The book is an analytical survey of the thought about painting and
sculpture as it unfolded from the early eighteenth to the
mid-nineteenth centuries. This was the period during which theories
of the visual arts, particularly of painting and sculpture,
underwent a radical transformation, as a result of which the
intellectual foundations of our modern views on the arts were
formed. Because this transformation can only be understood when
seen in a broad context of cultural, aesthetic and philosophical
developments of the period, Moshe Barasch surveys the opinions of
the artists, and also treats in some detail the doctrines of
philosophers, poets and critics. Barasch thus traces for the reader
the entire development of modernism in art and art theory.
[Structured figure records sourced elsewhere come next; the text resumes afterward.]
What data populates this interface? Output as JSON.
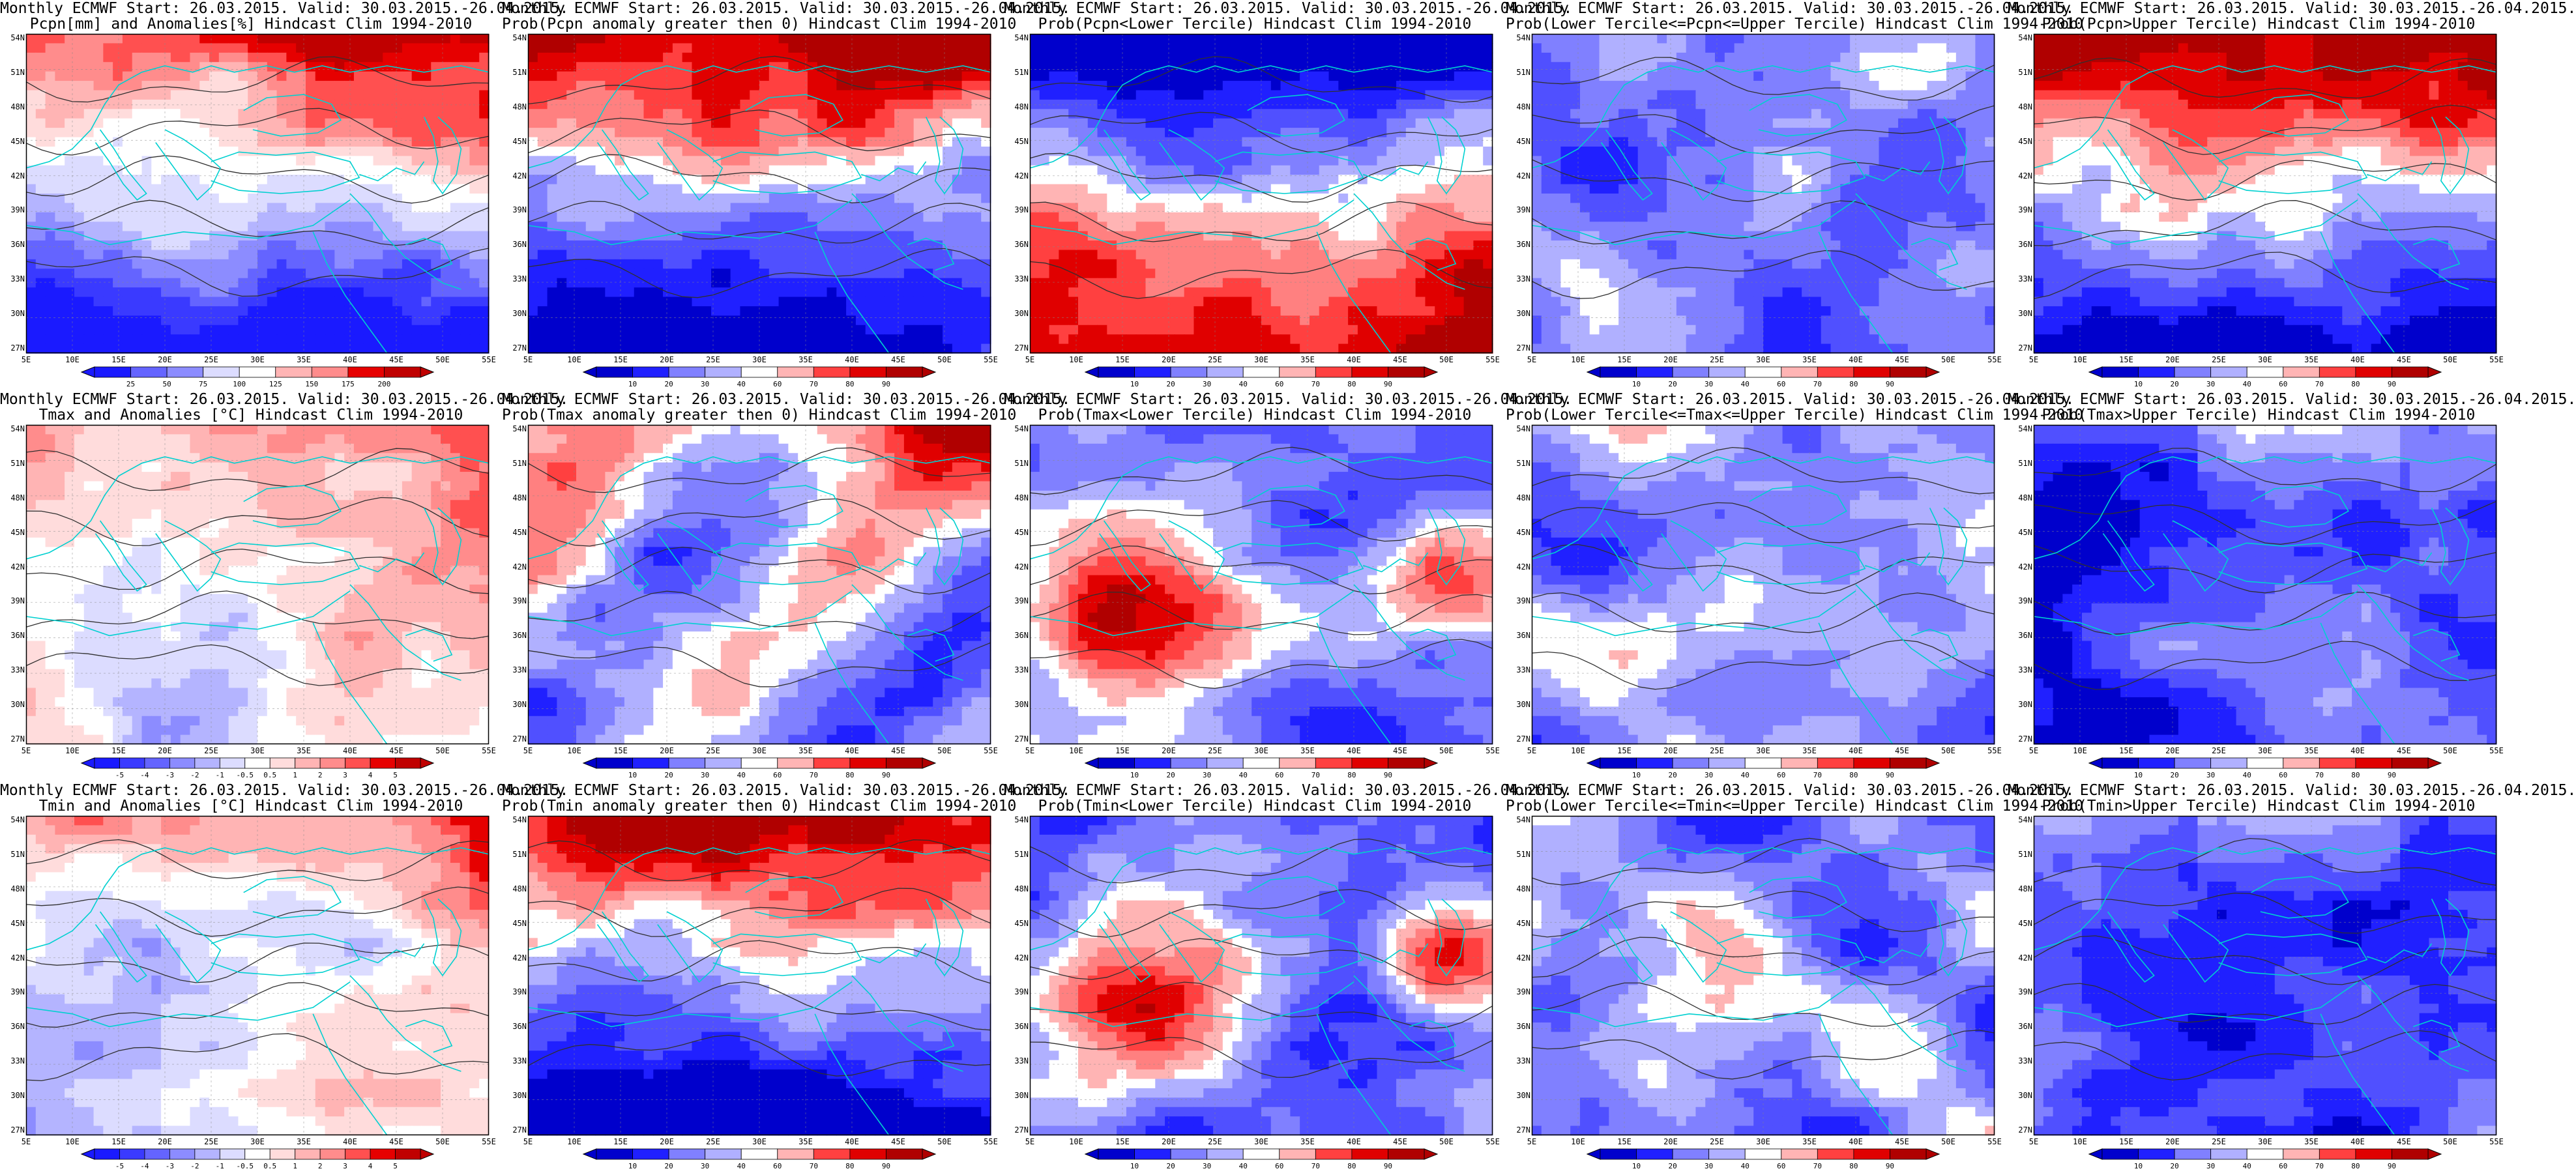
{
  "figure": {
    "lat_ticks": [
      "54N",
      "51N",
      "48N",
      "45N",
      "42N",
      "39N",
      "36N",
      "33N",
      "30N",
      "27N"
    ],
    "lon_ticks": [
      "5E",
      "10E",
      "15E",
      "20E",
      "25E",
      "30E",
      "35E",
      "40E",
      "45E",
      "50E",
      "55E"
    ],
    "panels": [
      {
        "id": "pcpn-anom",
        "row": 0,
        "col": 0,
        "title1": "Monthly ECMWF Start: 26.03.2015. Valid: 30.03.2015.-26.04.2015.",
        "title2": "Pcpn[mm] and Anomalies[%] Hindcast Clim 1994-2010",
        "legend": [
          "25",
          "50",
          "75",
          "100",
          "125",
          "150",
          "175",
          "200"
        ],
        "scheme": "anom",
        "pattern": "n_warm_s_cold"
      },
      {
        "id": "pcpn-prob-gt0",
        "row": 0,
        "col": 1,
        "title1": "Monthly ECMWF Start: 26.03.2015. Valid: 30.03.2015.-26.04.2015.",
        "title2": "Prob(Pcpn anomaly greater then 0) Hindcast Clim 1994-2010",
        "legend": [
          "10",
          "20",
          "30",
          "40",
          "60",
          "70",
          "80",
          "90"
        ],
        "scheme": "prob",
        "pattern": "n_warm_s_cold"
      },
      {
        "id": "pcpn-prob-lower",
        "row": 0,
        "col": 2,
        "title1": "Monthly ECMWF Start: 26.03.2015. Valid: 30.03.2015.-26.04.2015.",
        "title2": "Prob(Pcpn<Lower Tercile) Hindcast Clim 1994-2010",
        "legend": [
          "10",
          "20",
          "30",
          "40",
          "60",
          "70",
          "80",
          "90"
        ],
        "scheme": "prob",
        "pattern": "n_cold_s_warm"
      },
      {
        "id": "pcpn-prob-middle",
        "row": 0,
        "col": 3,
        "title1": "Monthly ECMWF Start: 26.03.2015. Valid: 30.03.2015.-26.04.2015.",
        "title2": "Prob(Lower Tercile<=Pcpn<=Upper Tercile) Hindcast Clim 1994-2010",
        "legend": [
          "10",
          "20",
          "30",
          "40",
          "60",
          "70",
          "80",
          "90"
        ],
        "scheme": "prob",
        "pattern": "mixed_blue"
      },
      {
        "id": "pcpn-prob-upper",
        "row": 0,
        "col": 4,
        "title1": "Monthly ECMWF Start: 26.03.2015. Valid: 30.03.2015.-26.04.2015.",
        "title2": "Prob(Pcpn>Upper Tercile) Hindcast Clim 1994-2010",
        "legend": [
          "10",
          "20",
          "30",
          "40",
          "60",
          "70",
          "80",
          "90"
        ],
        "scheme": "prob",
        "pattern": "n_warm_s_cold"
      },
      {
        "id": "tmax-anom",
        "row": 1,
        "col": 0,
        "title1": "Monthly ECMWF Start: 26.03.2015. Valid: 30.03.2015.-26.04.2015.",
        "title2": "Tmax and Anomalies [°C] Hindcast Clim 1994-2010",
        "legend": [
          "-5",
          "-4",
          "-3",
          "-2",
          "-1",
          "-0.5",
          "0.5",
          "1",
          "2",
          "3",
          "4",
          "5"
        ],
        "scheme": "anom",
        "pattern": "pale_ne_warm"
      },
      {
        "id": "tmax-prob-gt0",
        "row": 1,
        "col": 1,
        "title1": "Monthly ECMWF Start: 26.03.2015. Valid: 30.03.2015.-26.04.2015.",
        "title2": "Prob(Tmax anomaly greater then 0) Hindcast Clim 1994-2010",
        "legend": [
          "10",
          "20",
          "30",
          "40",
          "60",
          "70",
          "80",
          "90"
        ],
        "scheme": "prob",
        "pattern": "ne_warm_mixed"
      },
      {
        "id": "tmax-prob-lower",
        "row": 1,
        "col": 2,
        "title1": "Monthly ECMWF Start: 26.03.2015. Valid: 30.03.2015.-26.04.2015.",
        "title2": "Prob(Tmax<Lower Tercile) Hindcast Clim 1994-2010",
        "legend": [
          "10",
          "20",
          "30",
          "40",
          "60",
          "70",
          "80",
          "90"
        ],
        "scheme": "prob",
        "pattern": "blue_sw_red"
      },
      {
        "id": "tmax-prob-middle",
        "row": 1,
        "col": 3,
        "title1": "Monthly ECMWF Start: 26.03.2015. Valid: 30.03.2015.-26.04.2015.",
        "title2": "Prob(Lower Tercile<=Tmax<=Upper Tercile) Hindcast Clim 1994-2010",
        "legend": [
          "10",
          "20",
          "30",
          "40",
          "60",
          "70",
          "80",
          "90"
        ],
        "scheme": "prob",
        "pattern": "pale_mixed"
      },
      {
        "id": "tmax-prob-upper",
        "row": 1,
        "col": 4,
        "title1": "Monthly ECMWF Start: 26.03.2015. Valid: 30.03.2015.-26.04.2015.",
        "title2": "Prob(Tmax>Upper Tercile) Hindcast Clim 1994-2010",
        "legend": [
          "10",
          "20",
          "30",
          "40",
          "60",
          "70",
          "80",
          "90"
        ],
        "scheme": "prob",
        "pattern": "mostly_blue"
      },
      {
        "id": "tmin-anom",
        "row": 2,
        "col": 0,
        "title1": "Monthly ECMWF Start: 26.03.2015. Valid: 30.03.2015.-26.04.2015.",
        "title2": "Tmin and Anomalies [°C] Hindcast Clim 1994-2010",
        "legend": [
          "-5",
          "-4",
          "-3",
          "-2",
          "-1",
          "-0.5",
          "0.5",
          "1",
          "2",
          "3",
          "4",
          "5"
        ],
        "scheme": "anom",
        "pattern": "pale_ne_warm"
      },
      {
        "id": "tmin-prob-gt0",
        "row": 2,
        "col": 1,
        "title1": "Monthly ECMWF Start: 26.03.2015. Valid: 30.03.2015.-26.04.2015.",
        "title2": "Prob(Tmin anomaly greater then 0) Hindcast Clim 1994-2010",
        "legend": [
          "10",
          "20",
          "30",
          "40",
          "60",
          "70",
          "80",
          "90"
        ],
        "scheme": "prob",
        "pattern": "n_warm_s_cold"
      },
      {
        "id": "tmin-prob-lower",
        "row": 2,
        "col": 2,
        "title1": "Monthly ECMWF Start: 26.03.2015. Valid: 30.03.2015.-26.04.2015.",
        "title2": "Prob(Tmin<Lower Tercile) Hindcast Clim 1994-2010",
        "legend": [
          "10",
          "20",
          "30",
          "40",
          "60",
          "70",
          "80",
          "90"
        ],
        "scheme": "prob",
        "pattern": "blue_sw_red"
      },
      {
        "id": "tmin-prob-middle",
        "row": 2,
        "col": 3,
        "title1": "Monthly ECMWF Start: 26.03.2015. Valid: 30.03.2015.-26.04.2015.",
        "title2": "Prob(Lower Tercile<=Tmin<=Upper Tercile) Hindcast Clim 1994-2010",
        "legend": [
          "10",
          "20",
          "30",
          "40",
          "60",
          "70",
          "80",
          "90"
        ],
        "scheme": "prob",
        "pattern": "pale_mixed"
      },
      {
        "id": "tmin-prob-upper",
        "row": 2,
        "col": 4,
        "title1": "Monthly ECMWF Start: 26.03.2015. Valid: 30.03.2015.-26.04.2015.",
        "title2": "Prob(Tmin>Upper Tercile) Hindcast Clim 1994-2010",
        "legend": [
          "10",
          "20",
          "30",
          "40",
          "60",
          "70",
          "80",
          "90"
        ],
        "scheme": "prob",
        "pattern": "mostly_blue"
      }
    ],
    "colors": {
      "anom": [
        "#1a1aff",
        "#3a3aff",
        "#6464ff",
        "#8c8cff",
        "#b4b4ff",
        "#dcdcff",
        "#ffffff",
        "#ffdcdc",
        "#ffb4b4",
        "#ff8c8c",
        "#ff5050",
        "#e60000",
        "#c00000"
      ],
      "prob": [
        "#0000cc",
        "#2020ff",
        "#5050ff",
        "#8080ff",
        "#b0b0ff",
        "#ffffff",
        "#ffb4b4",
        "#ff8080",
        "#ff4040",
        "#e00000",
        "#b00000"
      ],
      "coast": "#00d0d0",
      "contour": "#303030"
    }
  }
}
The aesthetic and intellectual developments of the eighteenth
and nineteenth centuries that changed our views of the artistic
image emphasized some central problems of critical reflection that
became the major themes of any thought on art. The artistic symbol,
the comprehensive system of the arts, and the relationship of one
art with another are discussed in detail. We see the origins of a
new perception of the artist's position, as well as the rise of new
values in art, such as the role of the grotesque and the ugly in
art. In his discussion of Baudelaire's analysis of Goya's monsters,
Barasch concludes that the modern world is reflected in art whose
beauty is independent of the beauty of nature. The book includes
thirty-one black and white illustrations.